Rather Slams Iraq as ‘Strategic Catastrophe of Historic Proportions’
Appearing on the Monday edition of MSNBC’s "Morning Joe," former CBS anchor Dan Rather slammed the war in Iraq as a "strategic catastrophe of historic proportions." Talking via phone with host Joe Scarborough, the veteran journalist freely advocated the Moveon.org position, calling for a "a strategic withdrawal from Iraq."
Rather, who was appearing to promote his new special on the HDNet cable channel, seemed to be angling for a moment similar to Walter Cronkite’s denouncement of the Vietnam War. The former "Evening News" host justified a retreat by saying, "There is nothing wrong with a, a strategic withdrawal from Iraq that takes the position, ‘Look, hell, we did the best we could there. We’ve lost more than 3,000 dead. We need a strategic withdrawal.’" The man who prides himself on folksy aphorisms and advocating "courage" claimed such a withdrawal would be "a different thing than a retreat."
The MRC has documented Dan Rather's long history of liberal bias. A collection of "greatest hits" can be found here.
A transcript of the exchange, which occurred at 7:47am on MSNBC’s "Morning Joe," follows:
Dan Rather: "I went to the graduation exercises at West Point as part of doing this program for tomorrow night. And, you know, what sticks in my mind, Joe, is the drumbeat. You know, badarump, badarump, badarump. As I heard that drumbeat and looked out and saw these you know, 21 and 22-year-olds who have dedicated their lives to protecting the country, putting their lives on the line to do so. Saying, you know, with every drumbeat it reminds me that a lot of these young man and woman that I'm watching are going to die.
Now, I’ve always I subscribed and I still subscribe to the idea, that we, we better be ready to fight. Because sometime somewhere, sometime we're going to have to. But once we make the decision to fight, there's no excuse, absolutely zero, nada excuse, for not backing the troops completely. And backing the troops doesn't necessarily mean, and I don’t think it does mean at all, backing a lousy policy, a very poor strategy, and succumbing to what every politicians call, for what they say is, quote, 'patriotism.' The patriotism, don't question the decision.

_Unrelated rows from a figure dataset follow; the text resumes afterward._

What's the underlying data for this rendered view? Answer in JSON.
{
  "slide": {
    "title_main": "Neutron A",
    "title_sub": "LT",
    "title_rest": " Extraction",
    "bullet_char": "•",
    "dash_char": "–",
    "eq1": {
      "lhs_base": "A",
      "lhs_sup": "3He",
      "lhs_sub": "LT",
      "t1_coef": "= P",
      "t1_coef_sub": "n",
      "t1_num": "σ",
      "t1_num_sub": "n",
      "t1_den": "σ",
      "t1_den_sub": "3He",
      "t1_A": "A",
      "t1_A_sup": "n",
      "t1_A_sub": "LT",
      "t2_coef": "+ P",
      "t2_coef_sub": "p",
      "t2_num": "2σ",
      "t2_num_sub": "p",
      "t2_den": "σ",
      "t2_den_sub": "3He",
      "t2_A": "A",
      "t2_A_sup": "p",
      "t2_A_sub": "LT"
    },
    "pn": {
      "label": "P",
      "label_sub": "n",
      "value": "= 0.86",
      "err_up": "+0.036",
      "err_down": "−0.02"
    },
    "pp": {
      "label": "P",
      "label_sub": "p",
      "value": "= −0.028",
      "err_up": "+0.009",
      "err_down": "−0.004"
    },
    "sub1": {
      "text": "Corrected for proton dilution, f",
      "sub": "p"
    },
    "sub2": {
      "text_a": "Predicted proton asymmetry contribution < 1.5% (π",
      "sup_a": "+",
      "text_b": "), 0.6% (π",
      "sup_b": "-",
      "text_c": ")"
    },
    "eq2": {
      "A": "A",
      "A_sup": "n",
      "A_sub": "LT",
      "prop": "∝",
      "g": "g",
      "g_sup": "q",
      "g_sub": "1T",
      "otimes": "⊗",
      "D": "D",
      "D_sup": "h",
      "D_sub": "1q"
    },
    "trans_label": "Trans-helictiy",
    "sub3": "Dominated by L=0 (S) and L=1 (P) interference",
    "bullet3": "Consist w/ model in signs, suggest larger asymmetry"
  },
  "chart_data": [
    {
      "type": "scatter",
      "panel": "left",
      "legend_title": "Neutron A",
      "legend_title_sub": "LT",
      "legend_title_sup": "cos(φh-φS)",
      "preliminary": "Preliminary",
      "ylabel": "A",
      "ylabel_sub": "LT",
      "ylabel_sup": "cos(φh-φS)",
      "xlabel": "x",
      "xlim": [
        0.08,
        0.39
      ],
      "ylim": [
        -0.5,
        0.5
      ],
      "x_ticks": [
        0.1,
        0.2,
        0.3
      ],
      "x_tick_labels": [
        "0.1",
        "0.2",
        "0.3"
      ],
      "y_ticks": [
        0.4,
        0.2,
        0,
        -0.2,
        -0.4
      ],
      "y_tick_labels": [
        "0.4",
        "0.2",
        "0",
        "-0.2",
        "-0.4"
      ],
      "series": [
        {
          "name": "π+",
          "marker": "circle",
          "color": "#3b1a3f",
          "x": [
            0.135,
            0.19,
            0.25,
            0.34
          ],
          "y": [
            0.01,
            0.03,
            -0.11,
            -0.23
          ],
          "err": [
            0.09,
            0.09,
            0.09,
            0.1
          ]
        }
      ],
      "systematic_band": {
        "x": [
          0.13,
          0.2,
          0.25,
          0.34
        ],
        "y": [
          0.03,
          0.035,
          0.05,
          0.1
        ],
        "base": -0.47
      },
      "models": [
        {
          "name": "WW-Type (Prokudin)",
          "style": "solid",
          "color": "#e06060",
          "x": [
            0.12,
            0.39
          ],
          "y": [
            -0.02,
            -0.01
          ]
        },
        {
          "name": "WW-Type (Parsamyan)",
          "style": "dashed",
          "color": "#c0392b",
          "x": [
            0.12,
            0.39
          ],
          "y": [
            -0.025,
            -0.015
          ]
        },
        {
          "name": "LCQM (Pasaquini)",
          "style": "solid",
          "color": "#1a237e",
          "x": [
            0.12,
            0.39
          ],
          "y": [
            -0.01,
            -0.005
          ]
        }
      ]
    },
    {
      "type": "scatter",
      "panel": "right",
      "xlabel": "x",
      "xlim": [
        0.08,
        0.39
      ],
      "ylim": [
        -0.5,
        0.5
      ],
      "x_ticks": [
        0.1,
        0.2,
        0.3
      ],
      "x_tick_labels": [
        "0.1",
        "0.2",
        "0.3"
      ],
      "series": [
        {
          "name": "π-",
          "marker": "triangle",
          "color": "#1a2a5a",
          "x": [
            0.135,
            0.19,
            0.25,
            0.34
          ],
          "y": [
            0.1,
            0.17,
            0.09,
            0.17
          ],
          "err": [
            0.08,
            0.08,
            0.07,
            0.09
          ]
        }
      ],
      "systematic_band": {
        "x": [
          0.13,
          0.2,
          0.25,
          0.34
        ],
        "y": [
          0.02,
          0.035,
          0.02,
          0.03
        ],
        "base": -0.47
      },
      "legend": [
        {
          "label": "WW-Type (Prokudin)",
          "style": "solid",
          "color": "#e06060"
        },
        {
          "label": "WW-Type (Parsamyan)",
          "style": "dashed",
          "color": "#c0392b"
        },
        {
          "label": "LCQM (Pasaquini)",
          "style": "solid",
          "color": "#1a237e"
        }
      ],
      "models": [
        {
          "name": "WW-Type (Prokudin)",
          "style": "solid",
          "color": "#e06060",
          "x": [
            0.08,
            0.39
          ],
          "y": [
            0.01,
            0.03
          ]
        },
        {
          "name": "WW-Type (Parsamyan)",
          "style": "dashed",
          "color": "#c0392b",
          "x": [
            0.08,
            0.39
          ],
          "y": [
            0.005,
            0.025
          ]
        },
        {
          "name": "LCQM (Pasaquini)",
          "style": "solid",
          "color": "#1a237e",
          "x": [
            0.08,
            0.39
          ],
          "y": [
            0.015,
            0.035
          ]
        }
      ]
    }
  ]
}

But, strategically in Iraq, the historical question is, has Iraq been, is it now a strategic catastrophe of historic proportions? The answer day after day seems to shout that it is. It doesn't mean that we've lost the, quote, 'war on terror.' This war, is as President Bush has rightly described it several times, is a twilight war that’s going to last a long time. And there is nothing wrong with a, a strategic withdrawal from Iraq that takes the position, ‘Look, hell, we did the best we could there. We’ve lost more than 3,000 dead. We need a strategic withdrawal.’ That's a different thing than a retreat."